It is common knowledge that sales of compact digital cameras have fallen in recent years. A fascinating graphic on PetaPixel shows clearly how digital cameras first replaced the analogue camera market, but then in turn have seen sales falling since around 2009 – by some accounts falling by two thirds between 2009 and 2014. Most likely this was caused by the dramatic rise of the smartphone during the same period. Why did Smartphones eat into the market for digital compact cameras?
You can’t, of course, be certain about this, but one idea is that the smartphone achieves the user’s goal in fewer clicks, sometimes in as little as a single click.
To explain: I use a digital compact to take photos on holiday. To get those photos to a recipient I have first to upload the images held on the camera battery to my PC; then edit them down to a reasonable pixel size for Web use; and only then can I import them to Twitter, or Instagram, or whatever. That’s a cumbersome exercise!
In contrast, using a smartphone I take a photo using the phone camera, then email it to myself, or easier still, take the photo from within the application, as happens with Instagram. The difference of a few clicks is dramatic.
The reduction in clicks is paralleled in many different Web innovations. Areas seemingly untouched by the Web are open to transformation once a new entrant arrives on the market completing the user journey with fewer clicks. Often the transformative power of the Web is because of users’ increasing impatience with user journeys that are just too many clicks. All those years ago, Don’t Make Me Think made this point very clear: we don’t want to work out how a website works. We just want it to work, fast. If it doesn’t, we lose interest.
Take RefME, for example. RefME, launched in 2014, is presented as a citation tool. Any student writing a paper has to find their sources, make a note of the citation, and assemble a bibliography.
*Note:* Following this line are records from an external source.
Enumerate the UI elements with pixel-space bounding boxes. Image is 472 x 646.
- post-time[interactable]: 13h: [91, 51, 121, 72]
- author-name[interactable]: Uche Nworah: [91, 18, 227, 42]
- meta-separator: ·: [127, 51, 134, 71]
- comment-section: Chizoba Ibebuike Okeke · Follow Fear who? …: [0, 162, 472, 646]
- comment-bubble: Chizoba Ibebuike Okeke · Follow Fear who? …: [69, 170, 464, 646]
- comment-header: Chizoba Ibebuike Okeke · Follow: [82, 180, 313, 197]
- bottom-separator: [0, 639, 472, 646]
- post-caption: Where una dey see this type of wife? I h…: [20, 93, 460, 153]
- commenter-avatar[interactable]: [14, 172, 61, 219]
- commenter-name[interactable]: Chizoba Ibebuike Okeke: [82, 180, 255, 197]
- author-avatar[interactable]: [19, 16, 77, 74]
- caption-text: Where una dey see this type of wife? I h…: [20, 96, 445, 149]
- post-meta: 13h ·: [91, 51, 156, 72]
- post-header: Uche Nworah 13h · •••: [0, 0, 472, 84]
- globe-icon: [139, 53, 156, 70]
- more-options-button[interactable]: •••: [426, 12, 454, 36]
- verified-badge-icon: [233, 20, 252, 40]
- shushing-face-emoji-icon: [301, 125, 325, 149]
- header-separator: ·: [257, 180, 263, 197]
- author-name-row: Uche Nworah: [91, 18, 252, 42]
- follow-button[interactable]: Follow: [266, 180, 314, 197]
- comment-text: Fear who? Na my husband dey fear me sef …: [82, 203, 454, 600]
Of course, various apps have sprung up to manage this process, both free (Zotero, Mendeley) and paid (EndNote, RefWorks, among many). But RefME achieves a lot with fewer clicks. Using the RefME app it can scan the barcode of a book and convert it direct to a citation in a standard format. One click on any web page (such as a Wikipedia entry) can create another citation. None of this functionality it unique, but to bring it all together to complete the task is impressive. It’s moving towards one click per citation, which is time-saving indeed.
In fact, it’s so good, that you start to look at other processes where you can reduce the process to fewer clicks. What about book reviews, for example? A newspaper includes book reviews so you can buy the book, or make a note to buy it later. Why isn’t there a single-click process for any book review in the media that enables you to “buy this book”, “cite this book”, or “remember for the future”? Amazon has probably already created (or is working on) such a utility already.